Thursday, December 29, 2011

Writing in a Book

Writing in a Book
Tony Reinke, in his book Lit! A Christian Guide to Reading, presents the reader with a term that I cannot believe many would be familiar with; marginalia. Though I originally thought this was a made-up term, it does occur in the dictionary and is defined as marginal notes. Reinke is a proponent of marking up a book, in the margins and otherwise, and I must say that I concur with him on this point. I'd like to discuss why I mark up a book and how I do so with the hope that you will be helped in your reading. For this first post in this series, let's start with the "why" question.

In his chapter entitled Marginalia, Reinke lists ten reasons why he writes in his books. I think they are worth listing. Reinke writes in his books to,
  1. Claim them
  2. Acknowledge their temporary value
  3. Highlight what he appreciates
  4. Trace the skeleton of the book
  5. Mark what is initially disagreeable
  6. Weave them into his library
  7. Express emotion
  8. Capture thoughts
  9. Archive personal notes
  10. Have a conversation.
It would be well worth your while to get your hands on Reinke's book and read through his reasons for a better understanding of each point. I have focused in on a few reasons why I write in books that are mirrored in some of Reinke's.

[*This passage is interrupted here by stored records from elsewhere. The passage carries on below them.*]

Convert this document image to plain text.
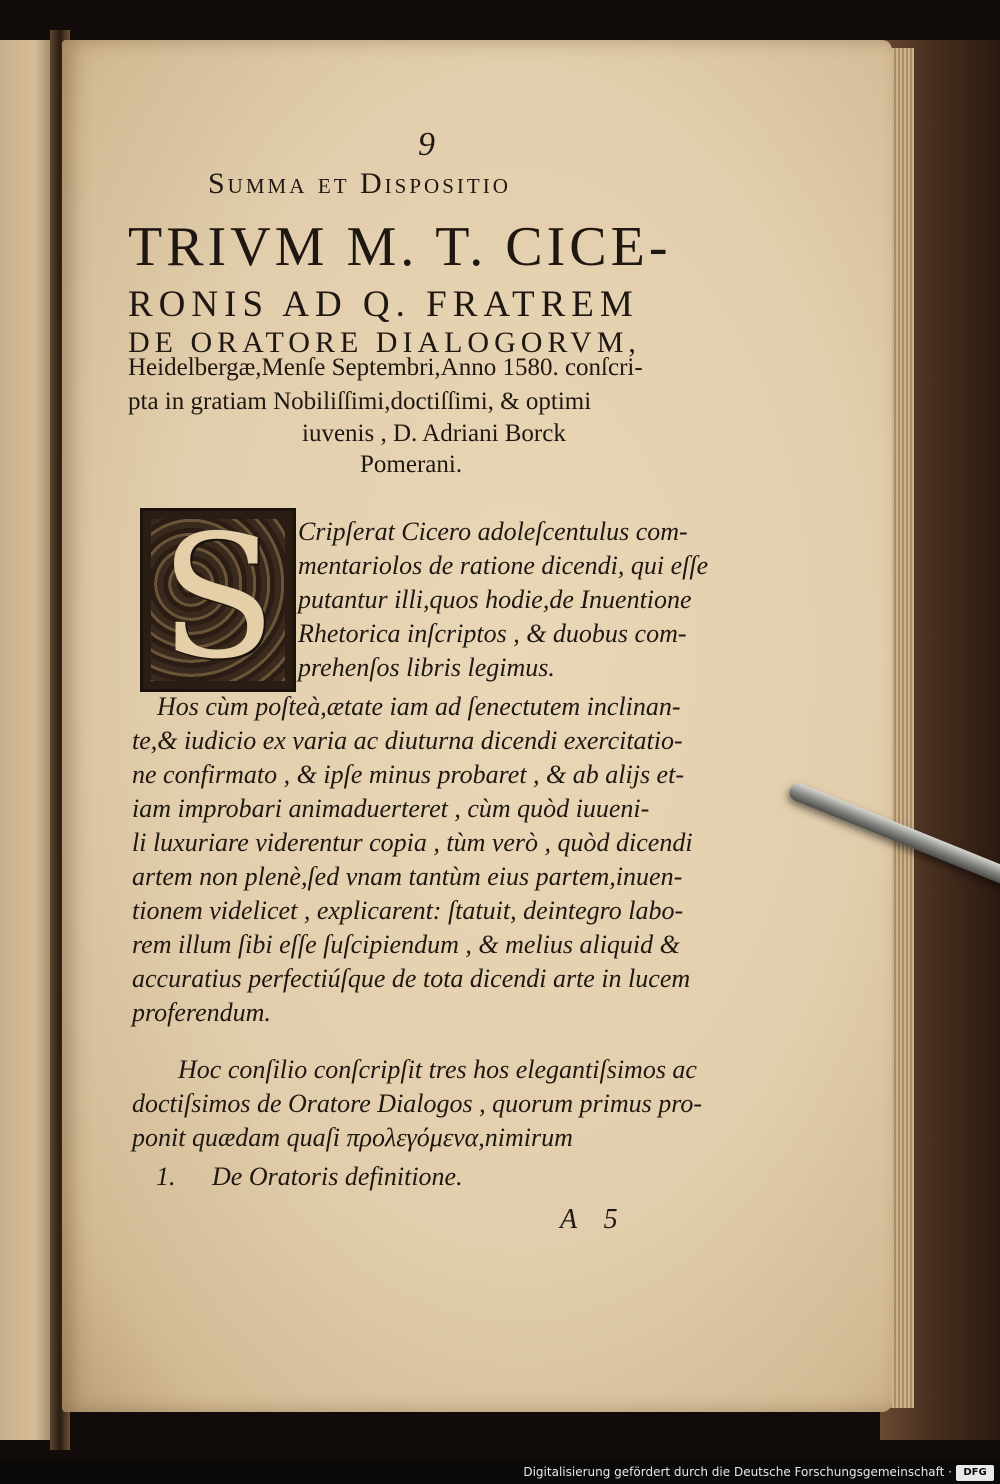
9
Summa et Dispositio
TRIVM M. T. CICE-
RONIS AD Q. FRATREM
DE ORATORE DIALOGORVM,
Heidelbergæ,Menſe Septembri,Anno 1580. conſcri-
pta in gratiam Nobiliſſimi,doctiſſimi, & optimi
iuvenis , D. Adriani Borck
Pomerani.
S Cripſerat Cicero adoleſcentulus com-
mentariolos de ratione dicendi, qui eſſe
putantur illi,quos hodie,de Inuentione
Rhetorica inſcriptos , & duobus com-
prehenſos libris legimus.
Hos cùm poſteà,ætate iam ad ſenectutem inclinan-
te,& iudicio ex varia ac diuturna dicendi exercitatio-
ne confirmato , & ipſe minus probaret , & ab alijs et-
iam improbari animaduerteret , cùm quòd iuueni-
li luxuriare viderentur copia , tùm verò , quòd dicendi
artem non plenè,ſed vnam tantùm eius partem,inuen-
tionem videlicet , explicarent: ſtatuit, deintegro labo-
rem illum ſibi eſſe ſuſcipiendum , & melius aliquid &
accuratius perfectiúſque de tota dicendi arte in lucem
proferendum.
Hoc conſilio conſcripſit tres hos elegantiſsimos ac
doctiſsimos de Oratore Dialogos , quorum primus pro-
ponit quædam quaſi προλεγόμενα,nimirum
1. De Oratoris definitione.
A 5
Digitalisierung gefördert durch die Deutsche Forschungsgemeinschaft ·	DFG
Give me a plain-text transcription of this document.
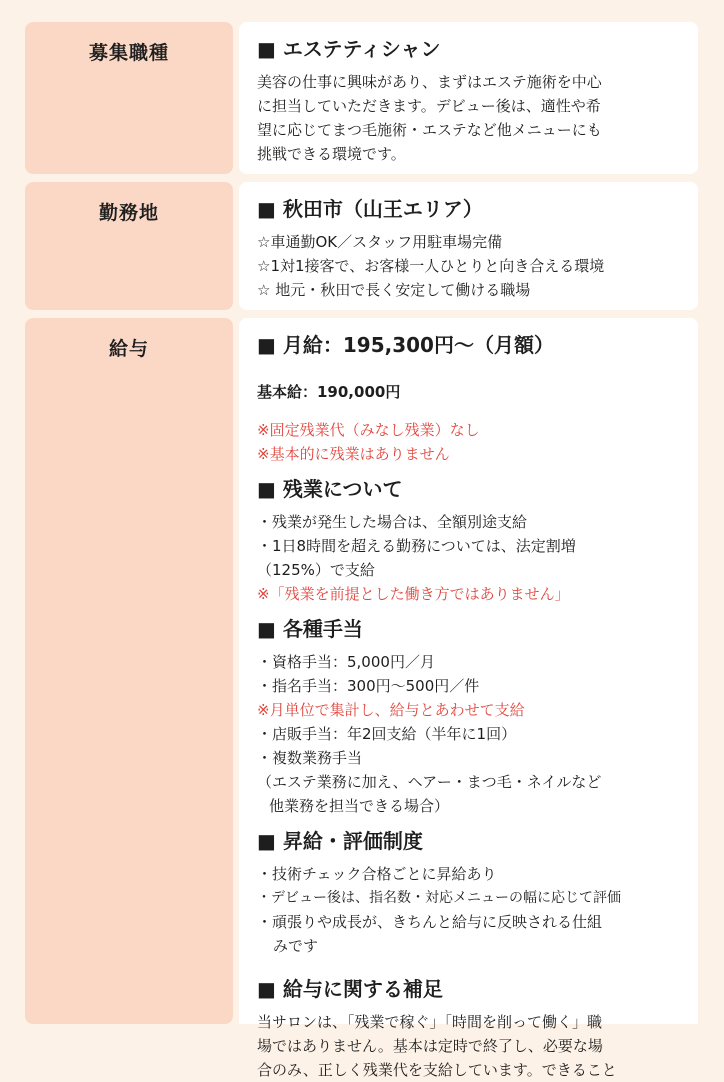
募集職種	■ エステティシャン

美容の仕事に興味があり、まずはエステ施術を中心
に担当していただきます。デビュー後は、適性や希
望に応じてまつ毛施術・エステなど他メニューにも
挑戦できる環境です。

勤務地	■ 秋田市（山王エリア）

☆車通勤OK／スタッフ用駐車場完備
☆1対1接客で、お客様一人ひとりと向き合える環境
☆ 地元・秋田で長く安定して働ける職場

給与	■ 月給：195,300円〜（月額）

基本給：190,000円

※固定残業代（みなし残業）なし
※基本的に残業はありません

■ 残業について

・残業が発生した場合は、全額別途支給
・1日8時間を超える勤務については、法定割増
（125%）で支給
※「残業を前提とした働き方ではありません」

■ 各種手当

・資格手当：5,000円／月
・指名手当：300円〜500円／件
※月単位で集計し、給与とあわせて支給
・店販手当：年2回支給（半年に1回）
・複数業務手当
（エステ業務に加え、ヘアー・まつ毛・ネイルなど
他業務を担当できる場合）

■ 昇給・評価制度

・技術チェック合格ごとに昇給あり
・デビュー後は、指名数・対応メニューの幅に応じて評価
・頑張りや成長が、きちんと給与に反映される仕組
みです

■ 給与に関する補足

当サロンは、「残業で稼ぐ」「時間を削って働く」職
場ではありません。基本は定時で終了し、必要な場
合のみ、正しく残業代を支給しています。できること
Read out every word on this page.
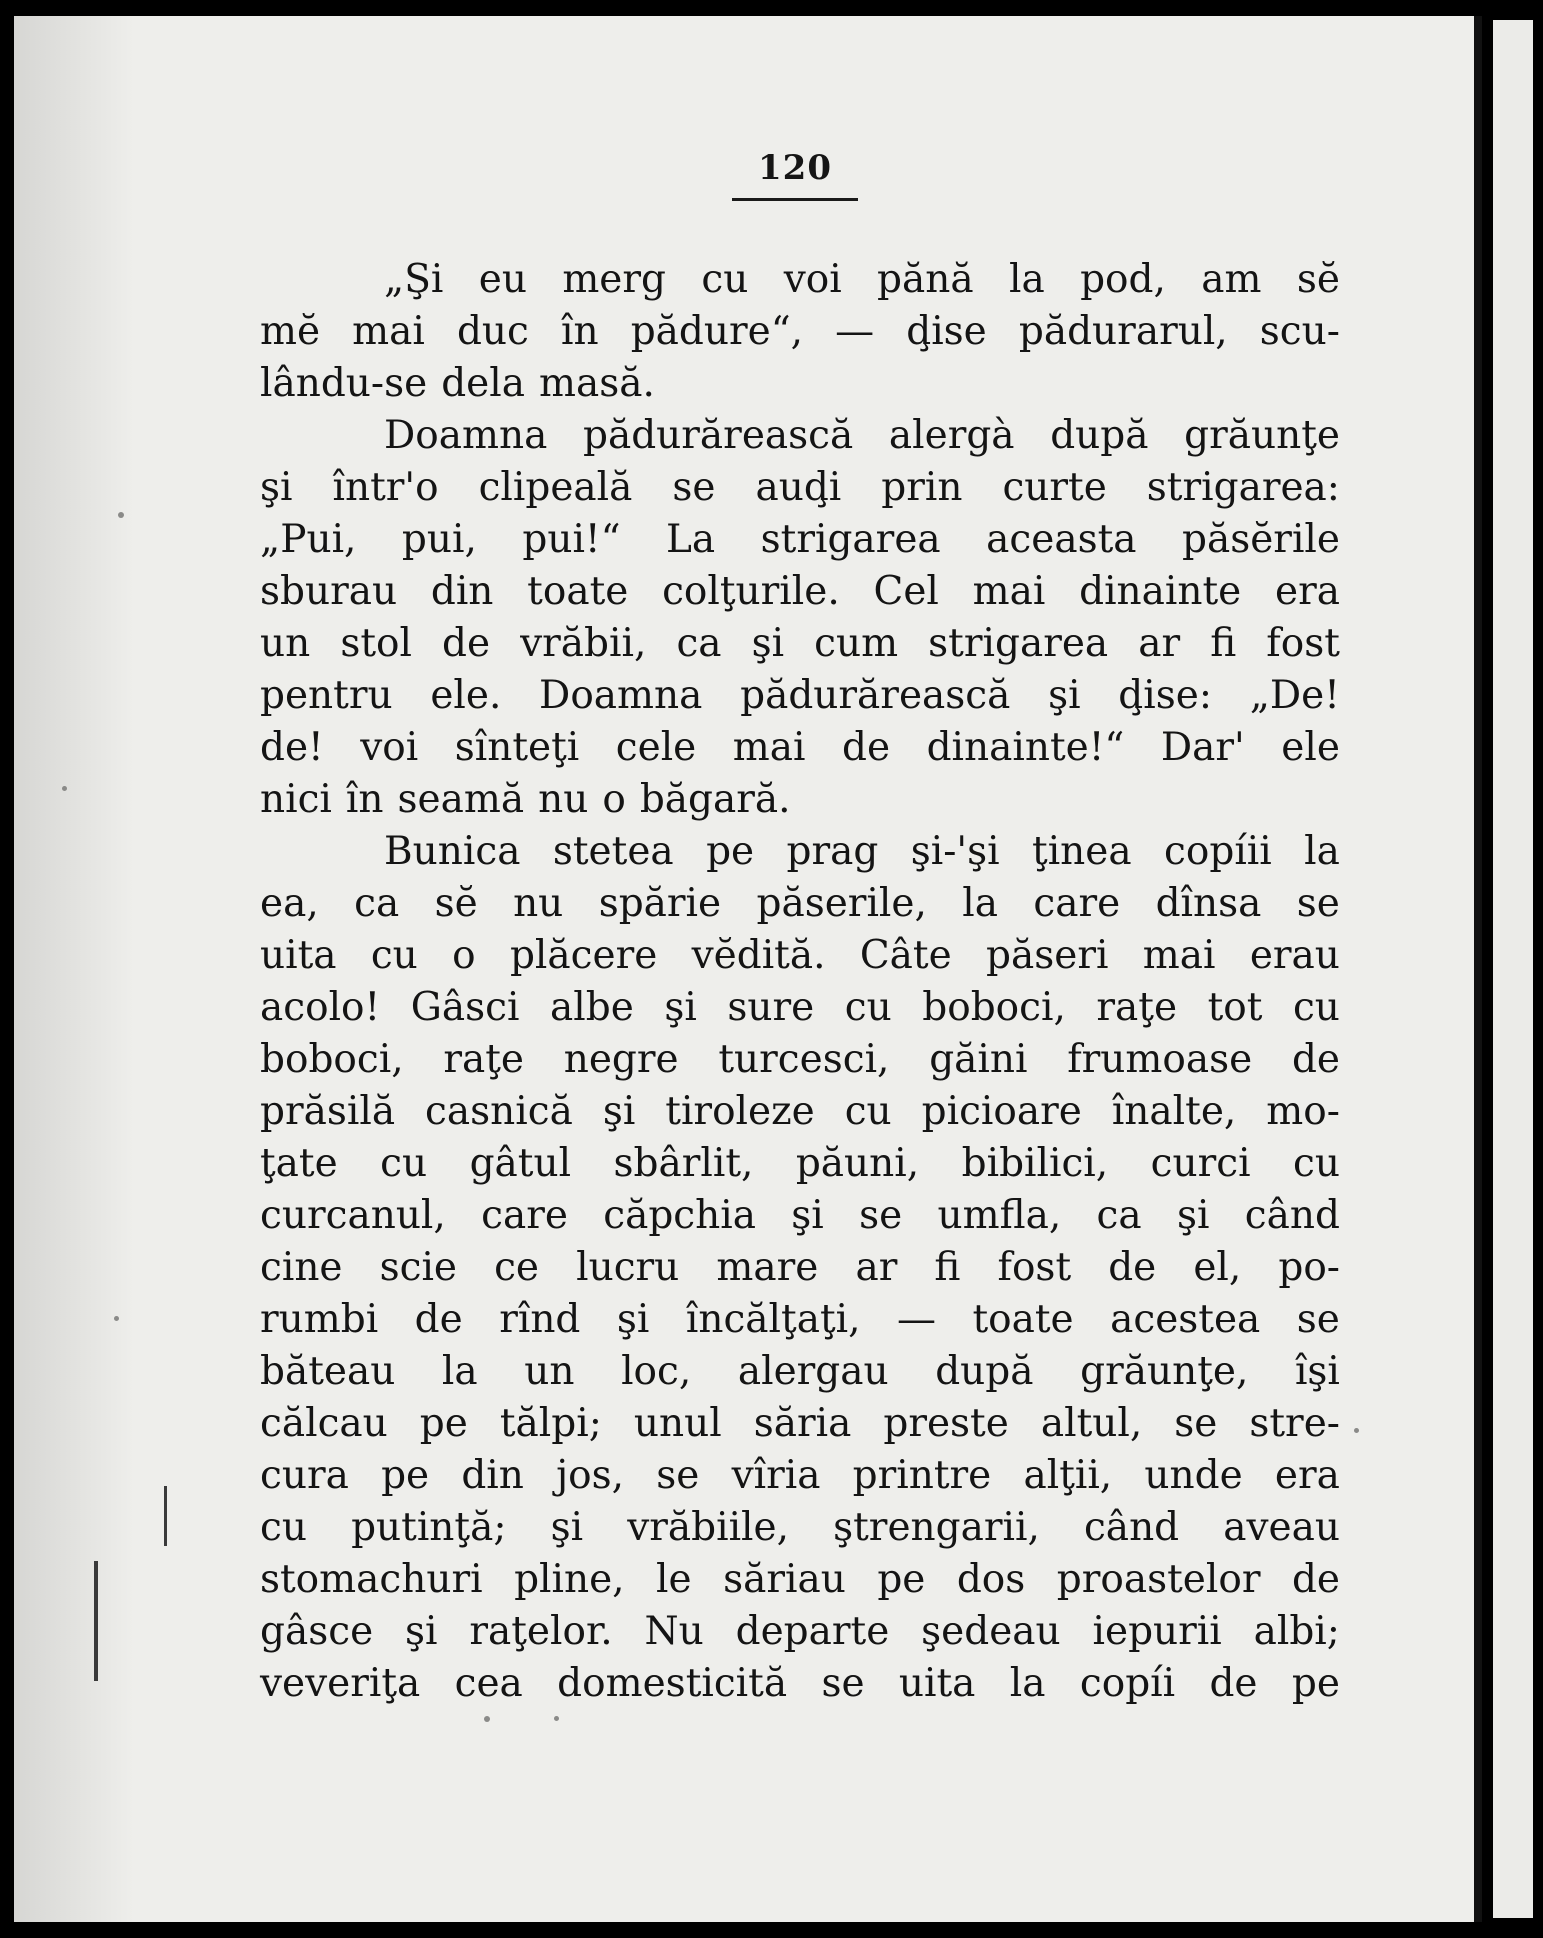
120
„Şi eu merg cu voi pănă la pod, am sĕ
mĕ mai duc în pădure“, — ḑise pădurarul, scu-
lându-se dela masă.
Doamna pădurărească alergà după grăunţe
şi într'o clipeală se auḑi prin curte strigarea:
„Pui, pui, pui!“ La strigarea aceasta păsĕrile
sburau din toate colţurile. Cel mai dinainte era
un stol de vrăbii, ca şi cum strigarea ar fi fost
pentru ele. Doamna pădurărească şi ḑise: „De!
de! voi sînteţi cele mai de dinainte!“ Dar' ele
nici în seamă nu o băgară.
Bunica stetea pe prag şi-'şi ţinea copíii la
ea, ca sĕ nu spărie păserile, la care dînsa se
uita cu o plăcere vĕdită. Câte păseri mai erau
acolo! Gâsci albe şi sure cu boboci, raţe tot cu
boboci, raţe negre turcesci, găini frumoase de
prăsilă casnică şi tiroleze cu picioare înalte, mo-
ţate cu gâtul sbârlit, păuni, bibilici, curci cu
curcanul, care căpchia şi se umfla, ca şi când
cine scie ce lucru mare ar fi fost de el, po-
rumbi de rînd şi încălţaţi, — toate acestea se
băteau la un loc, alergau după grăunţe, îşi
călcau pe tălpi; unul săria preste altul, se stre-
cura pe din jos, se vîria printre alţii, unde era
cu putinţă; şi vrăbiile, ştrengarii, când aveau
stomachuri pline, le săriau pe dos proastelor de
gâsce şi raţelor. Nu departe şedeau iepurii albi;
veveriţa cea domesticită se uita la copíi de pe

The Three R's of Writing in a Book
Reflection – Reflection is the fixing of the thoughts on something and/or careful consideration. I find that I think and concentrate better with a pen in my hand. Pastor Garry Milley, lead pastor of Church in the Oaks, puts it succinctly, "I need ink to think!" I find that the simple act of holding a writing utensil in my hand is enough to cause me to be more engaged with the book I am reading. The act of writing in that book further solidifies the process. Reinke supports this idea stating "the markings in a book's margins are the evidence of a thinking reader" (148). This is important, if you believe as Reinke and I do, that we "don't read to read; we read to think" (148). The highlighting and denoting of important, memorable or even forgettable passages in a book are stimuli for thoughtful reflection that otherwise wouldn't occur. John Piper has said, "I do not remember 99% of what I read, but if the one percent of each book or article I do remember is a life-changing insight, then I don't begrudge the 99%." I probably remember less than that. But having a pen in hand and writing in the margins of a book helps me fight the forgetfulness and hopefully remember more of the life-changing insights.


Refraction – Light is refracted when it changes direction due to passing through one medium to another. In the case of reading, I want the light that comes to me through reading to pass from me to others. This exchange of light, or in this case the exchange of knowledge from things I read, occurs most efficiently when I mark up a book. If I am to share what I read with others-others being friends family, small group participants, work colleagues, etc.-I need to be able to access the information I have read. Highlighting, underlining, circling, and generally marking up a book will help you disperse some of the gold you have mined in the pages of a book to those around you. It will help you share the wealth. Writing in a book allows you to access that significant information and share it with others. Two of the main ways I do this are tweeting through a book and blogging through a book. Those will be topics I will deal with separately in other posts. Interestingly, as the definition suggests, light changes direction when it is refracted. Your viewpoint and interpretation will have an effect on the knowledge you share and I think that is a good thing. Limiting what you receive from the writing of others to yourself would be an unfortunate end to that information.


Reference – As well as reflecting on what I have read, and beyond refracting the light from books to others, I want to be able to access and re-access the information from good books indefinitely. For books that I own and am going to keep in my library, the simplest way of being able to store and reach that book's instruction, illumination, and ideas is to mark in the book where those things can be found. One can go to extensive lengths or archiving info in a book, but I can usually find tidbits I'm looking for by flipping through a book and skimming the excerpts I have emphasized through writing in the margins.


Writing in a book, or performing marginalia if you will, offers me the opportunity to reflect on what I'm reading by causing me to interact with written material as I read it. It helps me to refract the light I receive from books to those around me. And finally, it helps me to reference significant material in the future when it is desired or necessary. For these reasons, and many others, I encourage you to mark up your books.